By | January 13, 2008

West Virginia’s insurance commissioner still objects, but lawmakers continue to pursue some role overseeing the privatization of the workers’ compensation system.

A joint Judiciary Committee panel recently voted to advance a bill to require the commissioner to inform the Legislature of all proposed changes to the rules, policies and guidelines governing this type of insurance.

The state had run the program, which provides benefits after workplace-related injuries and illnesses. A private company created by the Legislature in 2005, BrickStreet Insurance Co., now handles such claims. Other insurers can start competing with BrickStreet on July 1.

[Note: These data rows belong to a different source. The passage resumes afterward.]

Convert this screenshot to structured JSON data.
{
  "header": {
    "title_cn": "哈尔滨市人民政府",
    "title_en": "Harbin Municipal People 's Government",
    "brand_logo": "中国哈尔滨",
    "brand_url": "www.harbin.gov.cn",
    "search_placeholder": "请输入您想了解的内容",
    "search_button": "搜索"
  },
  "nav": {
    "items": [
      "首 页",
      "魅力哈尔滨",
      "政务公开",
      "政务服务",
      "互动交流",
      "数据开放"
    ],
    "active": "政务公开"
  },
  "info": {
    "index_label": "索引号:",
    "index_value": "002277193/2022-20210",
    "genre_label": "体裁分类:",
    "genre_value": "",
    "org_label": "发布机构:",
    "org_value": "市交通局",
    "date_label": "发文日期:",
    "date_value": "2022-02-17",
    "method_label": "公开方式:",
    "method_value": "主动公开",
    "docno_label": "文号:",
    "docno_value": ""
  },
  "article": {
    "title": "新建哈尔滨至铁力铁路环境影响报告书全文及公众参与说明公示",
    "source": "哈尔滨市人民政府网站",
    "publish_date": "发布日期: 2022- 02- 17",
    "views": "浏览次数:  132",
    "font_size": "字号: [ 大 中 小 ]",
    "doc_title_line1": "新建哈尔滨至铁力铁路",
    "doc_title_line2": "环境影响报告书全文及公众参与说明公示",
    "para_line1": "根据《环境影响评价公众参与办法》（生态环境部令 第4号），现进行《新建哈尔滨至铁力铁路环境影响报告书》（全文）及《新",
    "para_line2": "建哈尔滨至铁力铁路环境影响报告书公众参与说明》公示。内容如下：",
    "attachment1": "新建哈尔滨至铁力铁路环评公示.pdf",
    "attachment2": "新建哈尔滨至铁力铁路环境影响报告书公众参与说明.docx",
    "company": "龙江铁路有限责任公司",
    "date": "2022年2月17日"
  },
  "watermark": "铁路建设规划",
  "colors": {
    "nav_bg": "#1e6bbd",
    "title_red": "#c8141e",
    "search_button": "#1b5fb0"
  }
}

By a less than unanimous vote, the subcommittee advanced the bill after warnings from Commissioner Jane Cline. “I think the concern is, that every decision we make is going to be second-guessed and challenged by the Legislature,” Cline said. “Is the regulator going to be the insurance commissioner, or is the regulator going to be the Legislature?”

Gov. Joe Manchin, Cline’s boss, has threatened to veto any such bill.

Cline said several of the associations representing insurers have raised concerns about the oversight, saying it would have “a chilling effect.”

That was enough for such critics of the oversight proposal as Senate Minority Leader Don Caruth. “We haven’t even opened the market to private investors yet, and we’re taking a step that takes our workers’ compensation system back to a state-run system,” said Caruth, R-Mercer, who helped craft the privatization plan.

But House Judiciary Chairwoman Carrie Webster said advocates of oversight remain committed to privatizing the system. They instead recognize that the rules for all other lines of insurance must pass legislative approval but that workers’ compensation has long been exempt from that requirement.

Webster said the move has been spurred by a series of proposed or actual policy changes, by either Cline’s office or Brickstreet, that she says violated state law or established practice.

“In my view, this is purely a separation of powers issues,” said Webster, to the grumbling of several insurance lobbyists in the back of the committee room. “This is simply an informational exchange.”

Cline cited the e-mails her office routinely sends to interested parties announcing all proposed changes. Numerous lawmakers have signed up in recent months, she said.

Cline also said the bill would require her to report on proposed policy changes, which are sometimes fluid and which she has not had to do for other lines of insurance.